ADA non-compliance can land you in hot soup, including having to pay steep fines of up to $150,000. The number of ADA lawsuits has continued to rise sharply in the past two years in the first half of 2018 the number of lawsuits rose to about 33% from a similar time in 2017.

Some companies that have faced legal action due to ADA non-compliance include:

WellPoint, Inc.

WellPoint, Inc. was smacked with an ADA lawsuit by two visually impaired individuals residing in the state of California, namely Sam Chen and Steven Mendelsohn. The two were members of Anthem Blue Cross which is an affiliate company of WellPoint Health Networks Inc. The two informed WellPoint back in 2011 about their difficulties accessing their main website. The good thing is that the insurer acted promptly and entered into discussions with them.

HCA Holdings, Inc.

The plaintiff, through her disability lawyers, claimed that websites of some of the HCA-owned hospitals were riddled with accessibility issues such as lack of alt text for images and failing to support keyboard navigation.

Tenet Healthcare

Tenet Healthcare was named in a class action lawsuit alongside Hahnemann University Hospital, Hialeah Hospital, and Coral Gables Hospital. The class action was filed on behalf of all Americans with visual impairment. The complaint argues that the healthcare company’s websites weren’t accessible through screen-readers, and therefore violate the Rehabilitation Act Section 504 and Title III of the ADA.

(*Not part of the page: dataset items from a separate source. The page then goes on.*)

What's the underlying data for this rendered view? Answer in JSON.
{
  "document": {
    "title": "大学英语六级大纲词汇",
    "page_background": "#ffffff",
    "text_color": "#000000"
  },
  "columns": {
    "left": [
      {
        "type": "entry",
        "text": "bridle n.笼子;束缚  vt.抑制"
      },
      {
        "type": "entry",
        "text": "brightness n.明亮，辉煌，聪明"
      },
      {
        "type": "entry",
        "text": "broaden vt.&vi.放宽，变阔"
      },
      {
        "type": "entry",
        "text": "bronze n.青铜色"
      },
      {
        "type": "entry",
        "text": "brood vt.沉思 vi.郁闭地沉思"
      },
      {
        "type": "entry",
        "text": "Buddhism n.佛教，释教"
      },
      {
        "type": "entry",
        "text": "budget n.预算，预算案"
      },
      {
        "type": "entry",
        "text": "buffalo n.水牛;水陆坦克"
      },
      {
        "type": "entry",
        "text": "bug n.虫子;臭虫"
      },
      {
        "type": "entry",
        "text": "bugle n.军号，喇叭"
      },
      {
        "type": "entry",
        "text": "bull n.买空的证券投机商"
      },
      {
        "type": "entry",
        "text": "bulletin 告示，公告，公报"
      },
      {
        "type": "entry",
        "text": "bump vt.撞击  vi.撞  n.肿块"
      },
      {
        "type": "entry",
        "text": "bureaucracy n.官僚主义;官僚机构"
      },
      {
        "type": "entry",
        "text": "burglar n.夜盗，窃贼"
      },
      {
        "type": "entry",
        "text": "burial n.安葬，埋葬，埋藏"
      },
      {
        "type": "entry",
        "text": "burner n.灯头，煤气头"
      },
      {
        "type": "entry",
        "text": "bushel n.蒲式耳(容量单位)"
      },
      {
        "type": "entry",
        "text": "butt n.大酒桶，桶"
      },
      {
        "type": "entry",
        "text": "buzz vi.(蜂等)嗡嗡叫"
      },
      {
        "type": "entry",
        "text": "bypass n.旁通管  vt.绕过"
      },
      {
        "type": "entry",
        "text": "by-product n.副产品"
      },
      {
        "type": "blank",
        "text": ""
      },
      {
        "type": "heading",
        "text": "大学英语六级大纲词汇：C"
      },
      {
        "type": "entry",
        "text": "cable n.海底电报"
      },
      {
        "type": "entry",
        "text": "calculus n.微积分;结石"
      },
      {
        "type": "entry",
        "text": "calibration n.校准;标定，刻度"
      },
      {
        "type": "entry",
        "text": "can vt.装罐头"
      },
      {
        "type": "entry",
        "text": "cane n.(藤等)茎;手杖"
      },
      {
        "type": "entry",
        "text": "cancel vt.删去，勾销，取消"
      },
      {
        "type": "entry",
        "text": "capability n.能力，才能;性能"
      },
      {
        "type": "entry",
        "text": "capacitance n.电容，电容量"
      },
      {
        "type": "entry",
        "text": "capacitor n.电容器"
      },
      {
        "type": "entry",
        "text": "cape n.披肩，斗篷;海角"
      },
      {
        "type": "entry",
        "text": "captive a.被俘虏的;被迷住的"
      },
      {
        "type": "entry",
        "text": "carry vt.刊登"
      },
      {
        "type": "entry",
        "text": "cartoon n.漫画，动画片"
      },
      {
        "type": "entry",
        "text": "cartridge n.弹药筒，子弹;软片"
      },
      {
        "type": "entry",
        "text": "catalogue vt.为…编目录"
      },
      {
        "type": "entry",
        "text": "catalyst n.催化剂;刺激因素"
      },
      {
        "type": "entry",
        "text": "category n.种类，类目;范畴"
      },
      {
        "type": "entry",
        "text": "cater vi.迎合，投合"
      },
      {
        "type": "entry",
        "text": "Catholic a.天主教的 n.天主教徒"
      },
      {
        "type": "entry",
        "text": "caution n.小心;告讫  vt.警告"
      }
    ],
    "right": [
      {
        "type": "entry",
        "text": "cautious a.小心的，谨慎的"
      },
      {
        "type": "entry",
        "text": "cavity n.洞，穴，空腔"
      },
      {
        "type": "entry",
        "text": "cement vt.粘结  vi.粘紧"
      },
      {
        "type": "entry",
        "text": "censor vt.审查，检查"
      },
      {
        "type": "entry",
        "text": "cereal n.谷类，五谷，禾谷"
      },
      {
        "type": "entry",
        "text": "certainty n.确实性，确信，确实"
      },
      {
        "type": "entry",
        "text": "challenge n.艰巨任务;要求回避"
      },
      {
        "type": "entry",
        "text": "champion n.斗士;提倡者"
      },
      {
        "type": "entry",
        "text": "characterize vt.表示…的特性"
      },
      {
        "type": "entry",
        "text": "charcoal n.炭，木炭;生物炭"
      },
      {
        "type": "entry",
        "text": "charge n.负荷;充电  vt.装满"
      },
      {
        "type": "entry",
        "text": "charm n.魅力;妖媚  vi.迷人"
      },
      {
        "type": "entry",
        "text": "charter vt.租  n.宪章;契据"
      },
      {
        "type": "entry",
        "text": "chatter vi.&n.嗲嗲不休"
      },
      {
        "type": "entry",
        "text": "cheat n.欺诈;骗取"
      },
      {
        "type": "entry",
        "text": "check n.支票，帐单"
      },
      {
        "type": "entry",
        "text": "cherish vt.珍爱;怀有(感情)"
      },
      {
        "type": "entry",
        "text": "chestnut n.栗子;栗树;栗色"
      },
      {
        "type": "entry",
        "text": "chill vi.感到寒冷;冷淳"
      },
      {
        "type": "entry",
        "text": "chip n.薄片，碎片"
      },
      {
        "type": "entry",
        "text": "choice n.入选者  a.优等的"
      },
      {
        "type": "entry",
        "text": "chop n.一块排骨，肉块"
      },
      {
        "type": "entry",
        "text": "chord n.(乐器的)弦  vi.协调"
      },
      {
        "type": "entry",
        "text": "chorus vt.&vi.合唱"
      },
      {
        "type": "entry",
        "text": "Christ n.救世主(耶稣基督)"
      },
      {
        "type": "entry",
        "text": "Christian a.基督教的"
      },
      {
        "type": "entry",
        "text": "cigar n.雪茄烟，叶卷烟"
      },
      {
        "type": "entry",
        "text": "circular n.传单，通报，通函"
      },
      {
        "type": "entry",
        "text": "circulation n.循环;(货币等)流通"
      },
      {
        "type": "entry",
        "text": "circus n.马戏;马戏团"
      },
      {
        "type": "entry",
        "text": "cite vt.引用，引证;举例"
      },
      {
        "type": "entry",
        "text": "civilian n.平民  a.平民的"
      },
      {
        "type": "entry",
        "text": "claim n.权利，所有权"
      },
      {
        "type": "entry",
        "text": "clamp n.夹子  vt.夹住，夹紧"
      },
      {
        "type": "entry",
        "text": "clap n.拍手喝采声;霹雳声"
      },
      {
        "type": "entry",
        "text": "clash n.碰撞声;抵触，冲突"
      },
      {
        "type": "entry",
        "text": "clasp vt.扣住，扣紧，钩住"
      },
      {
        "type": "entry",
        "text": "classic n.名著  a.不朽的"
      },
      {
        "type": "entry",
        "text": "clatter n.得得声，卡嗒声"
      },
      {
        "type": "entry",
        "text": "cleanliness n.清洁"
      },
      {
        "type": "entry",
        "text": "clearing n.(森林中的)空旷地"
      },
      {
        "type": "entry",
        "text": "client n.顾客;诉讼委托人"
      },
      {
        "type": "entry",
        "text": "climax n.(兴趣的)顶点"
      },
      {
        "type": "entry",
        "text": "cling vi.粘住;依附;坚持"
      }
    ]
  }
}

There are countless other reasons to ensure that your website is ADA compliant:

  • If you aren’t compliant, you risk losing contracts, funding, and assistance from municipal, local and federal government agencies.
  • It’s good for your reputation and credibility as a healthcare facility. Needless to say, scrambling to fix your noncompliance when discovered can have an adverse effect on how patients and the general public perceive your business.
  • You’ll lose customers with a disability, numbering more than 25 million in the US alone.
  • Staying one step ahead of compliance regulations will help you keep costly ADA lawsuits and possible decisions against your firm at bay.

These are just but a few examples of the risk of not making your healthcare website ADA compliant. Executives should not take this lightly and should ensure that they meet all the requirements to avoid losing both business and money. Healthcare companies should carry out thorough, site-wide inspections employing a combination of automated and manual testing.